TAMPA — Luke McCown's past athletic feats include 88 touchdown passes at Louisiana Tech, a figure that remains among the best in NCAA history.
But the Buccaneers quarterback can boast of a basketball background that includes making the All-East Texas team at Jacksonville High.
So perhaps it should come as no surprise the most appropriate way for McCown to describe the Bucs' new attitude about throwing deep was to put it vividly in basketball terms.
"When you see that lane open up or somebody's got his back or his head turned and you have a free drive down the lane, dunk all over them," McCown said. "That's the kind of mind-set you have to have as an opportunistic offense. If they're going to give us one-on-one (coverage) with some of our big receivers, we have to give our guys a chance to be successful."
If the Bucs have established nothing else through their first three training camp practices, they have made it clear they will not hesitate to go down the field when the opportunity presents itself. Balls have been flying through the air from each of the big-armed quarterbacks: McCown, Byron Leftwich and rookie Josh Freeman.
It's a departure from the style employed under former coach Jon Gruden, whose version of the West Coast offense utilized mostly slants and short routes in an attempt to set up the occasional deep ball.

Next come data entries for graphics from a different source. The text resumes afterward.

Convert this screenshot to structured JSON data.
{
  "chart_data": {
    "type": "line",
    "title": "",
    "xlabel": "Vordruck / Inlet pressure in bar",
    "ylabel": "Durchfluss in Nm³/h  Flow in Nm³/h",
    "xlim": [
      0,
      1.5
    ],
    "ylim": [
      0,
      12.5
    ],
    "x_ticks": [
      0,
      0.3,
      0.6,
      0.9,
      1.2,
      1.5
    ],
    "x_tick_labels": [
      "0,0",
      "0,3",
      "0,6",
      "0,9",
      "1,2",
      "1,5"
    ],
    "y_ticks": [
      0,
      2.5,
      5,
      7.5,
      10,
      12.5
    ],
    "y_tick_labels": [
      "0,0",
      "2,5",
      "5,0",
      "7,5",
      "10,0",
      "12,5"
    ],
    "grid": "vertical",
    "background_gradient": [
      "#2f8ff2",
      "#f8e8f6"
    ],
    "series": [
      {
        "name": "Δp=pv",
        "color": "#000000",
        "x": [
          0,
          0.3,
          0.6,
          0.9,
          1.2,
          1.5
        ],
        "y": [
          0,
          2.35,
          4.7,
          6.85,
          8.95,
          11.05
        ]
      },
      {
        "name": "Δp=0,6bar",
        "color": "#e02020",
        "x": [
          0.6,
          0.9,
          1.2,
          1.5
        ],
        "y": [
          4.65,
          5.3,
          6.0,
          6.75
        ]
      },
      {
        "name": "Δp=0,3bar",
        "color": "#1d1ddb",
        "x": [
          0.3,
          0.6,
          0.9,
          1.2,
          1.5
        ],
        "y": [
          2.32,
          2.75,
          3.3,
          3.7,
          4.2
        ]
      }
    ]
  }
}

That's not to say the Bucs will be a fastbreak team. They will remain run-first under new coordinator Jeff Jagodzinski. But the emphasis on taking advantage of the ability to go deep is a reflection of Jagodzinski, who coaches with a swagger more often exhibited by players.
"Coaches who coach to win, they take a lot of what we feel onto the field with them and listen to it and adjust to it," McCown said. "We're the guys who have to go out and make their vision happen. What's great about Jags is he'll take our input and say, 'We can win with this.' "
The players certainly believe that. But this is about more than just attitude and opportunity. The Bucs are trying to take advantage of personnel they believe is suited to stretching the field as well as what they envision to be effective play-action.
They lack the prototype speed burners at receiver associated with teams that throw deep, but the Bucs have a wealth of sizable targets — Antonio Bryant, Michael Clayton and Kellen Winslow to name a few — who can compete for jump balls. It's also important the Bucs have quarterbacks for whom throwing downfield is a strength. That was not the case last season with Jeff Garcia and Brian Griese.
"Unlike in the past, a guy can be 50 yards down the field and they can still get the ball there," said Clayton, who frequently went downfield over the weekend.
Leftwich has his flaws, but he possesses, arguably, the strongest arm of any of the quarterbacks. And he was right in his element in Saturday evening's practice at Raymond James Stadium when on a rollout to his right, he launched a ball nearly 60 yards, hitting Maurice Stovall for a touchdown. Leftwich, whose feet weren't planted, used little more than his arm to fling the ball.
But the key to it all might be Tampa Bay's deep backfield that will do the bulk of the work in the new offense, theoretically luring opponents closer to the line of scrimmage.
"They have to pay when they make mistakes," Leftwich said. "In this league, you get six or seven opportunities a game for that. If you miss just one, that can be the difference between winning a football game and losing a football game."
Said coach Raheem Morris: "If you get a nice little gash in there, you get (running back) Derrick Ward coming in there with a full head of steam on your safeties. Then you can exploit them with (Bryant)."
In Tampa Bay, where defense has for years reigned supreme, no one is easily convinced when it comes to offensive potential. But for now, at least, it all sounds like a slam dunk.